Two years after publicly promising to do better, Ramsey County prosecutors are reviewing more sexual assault cases and filing more charges, County Attorney John Choi said Tuesday.

Ramsey County prosecutors filed charges in 150 adult sex assault cases in 2020 — up from 99 in 2017 — and charged about half of cases reviewed last year compared with 43% in 2017.

"We are slowly showing some real progress," Choi said. "There is still a lot more that needs to happen, but we are certainly on the right track."

Choi and police partners shared new investigative strategies and fresh data with the Ramsey County Board on Tuesday. They outlined a series of changes including better police training; more dedicated sex crimes investigators in St. Paul and the suburbs; more support for survivors; and better collaboration between police and prosecutors.

Choi cautioned the early data capture just the first full year of work — a year impacted by the COVID-19 pandemic.

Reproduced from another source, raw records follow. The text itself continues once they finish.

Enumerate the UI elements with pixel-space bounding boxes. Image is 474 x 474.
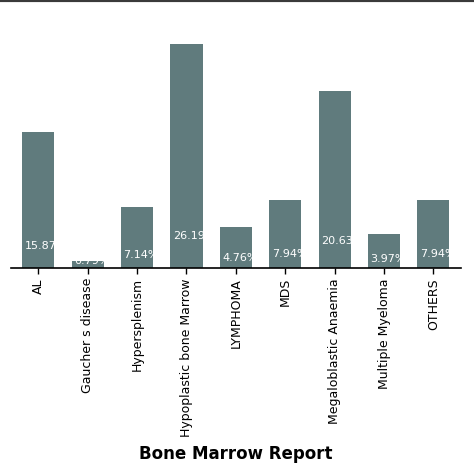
Bar bbox=[170, 44, 202, 268]
Bar bbox=[121, 207, 153, 268]
Text: 26.19%: 26.19% bbox=[173, 231, 215, 241]
Text: 15.87%: 15.87% bbox=[25, 241, 67, 251]
Text: 7.14%: 7.14% bbox=[123, 250, 159, 260]
Bar bbox=[22, 132, 55, 268]
Text: 7.94%: 7.94% bbox=[272, 249, 307, 259]
Text: 20.63%: 20.63% bbox=[321, 237, 364, 246]
Text: 3.97%: 3.97% bbox=[370, 254, 406, 264]
Text: 7.94%: 7.94% bbox=[420, 249, 456, 259]
Bar bbox=[417, 200, 449, 268]
Text: 0.79%: 0.79% bbox=[74, 255, 109, 265]
Bar bbox=[368, 234, 400, 268]
Bar bbox=[269, 200, 301, 268]
Bar bbox=[319, 91, 351, 268]
Bar bbox=[72, 261, 104, 268]
Text: 4.76%: 4.76% bbox=[222, 253, 258, 263]
X-axis label: Bone Marrow Report: Bone Marrow Report bbox=[139, 445, 333, 463]
Bar bbox=[220, 227, 252, 268]
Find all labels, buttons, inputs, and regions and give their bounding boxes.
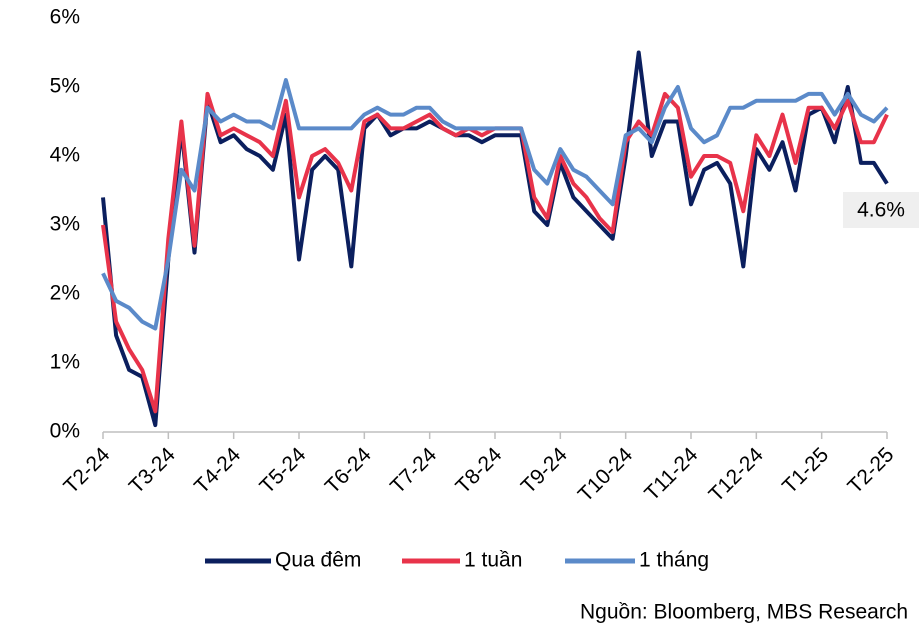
y-tick-label: 2%: [50, 282, 80, 305]
annotation-box: [843, 192, 919, 228]
x-tick-label: T12-24: [704, 443, 768, 507]
annotation: 4.6%: [857, 199, 905, 222]
x-tick-label: T4-24: [190, 443, 245, 498]
y-tick-label: 6%: [50, 6, 80, 29]
y-tick-label: 3%: [50, 213, 80, 236]
legend-label: 1 tháng: [639, 549, 709, 572]
source: Nguồn: Bloomberg, MBS Research: [580, 601, 908, 624]
y-tick-label: 5%: [50, 75, 80, 98]
x-tick-label: T5-24: [255, 443, 310, 498]
x-tick-label: T6-24: [321, 443, 376, 498]
series-line: [101, 50, 889, 428]
x-tick-label: T10-24: [574, 443, 638, 507]
legend-label: Qua đêm: [275, 549, 361, 572]
series-line: [101, 78, 889, 331]
x-tick-label: T7-24: [386, 443, 441, 498]
legend-label: 1 tuần: [464, 549, 522, 572]
x-tick-label: T9-24: [517, 443, 572, 498]
x-tick-label: T8-24: [451, 443, 506, 498]
x-tick-label: T3-24: [125, 443, 180, 498]
x-tick-label: T2-24: [59, 443, 114, 498]
x-tick-label: T1-25: [778, 443, 833, 498]
x-tick-label: T11-24: [640, 443, 702, 505]
y-tick-label: 4%: [50, 144, 80, 167]
y-tick-label: 0%: [50, 420, 80, 443]
x-tick-label: T2-25: [843, 443, 898, 498]
y-tick-label: 1%: [50, 351, 80, 374]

"As we think about justice, it's not like a basketball game," he said. "But numbers can help us understand the trends and the health of the response."

In spring 2019, Choi and leaders from nine police agencies, including St. Paul, Maplewood, Roseville and the Ramsey County Sheriff's Office, signed the "Sexual Assault Response Collaboration" agreement, after a county attorney's office analysis of sex crimes investigations revealed a gap at every level of the criminal justice system, Choi said. Victims were hesitant to report crimes, fearing they would not be believed, police questioned whether prosecutors would pursue charges and prosecutors wondered if it would be too difficult to persuade jurors to convict.

One troubling finding: Two-thirds of cases reported to police never made it to the prosecutor's office for review, Choi said.

"Everyone in our system and culture was assuming the next person in the system wouldn't do anything about it," he said in an interview Monday.

Changing that culture and the system that perpetuated it has been a focus for the past year, Choi said.

Changes have included adding dedicated sex crimes investigators in the St. Paul and Roseville police departments and sheriff's office, inviting survivor advocates to follow-up interviews with police and creating an investigation checklist to ensure uniformity across agencies.

Investigators are also collecting more biological evidence, and police are obtaining more warrants to examine suspects' bodies for DNA. According to prosecutors, 48 suspect exams were completed pursuant to search warrants in 2020 compared with just six exams during a three-year period ending in 2016.

Police investigators and prosecutors now meet regularly to discuss cases, and prosecutors said they are urging police to forward more cases to their office for possible charges.

Karen Kugler, sex crimes prosecutor in the Ramsey County Attorney's Office, said her office is taking a "very aggressive approach to criminal sexual conduct cases."

St. Paul Police Chief Todd Axtell said the new efforts and collaboration are making a difference. The number of sexual assault cases cleared by arrest in his department jumped from less than 16% in 2017 to nearly 36% in 2020.

"Everyone seems to be paddling in the same direction. Ultimately the result of that is that survivors of sexual assault are being better served and offenders are being held accountable," said Axtell, adding, "We still have a lot of work to do."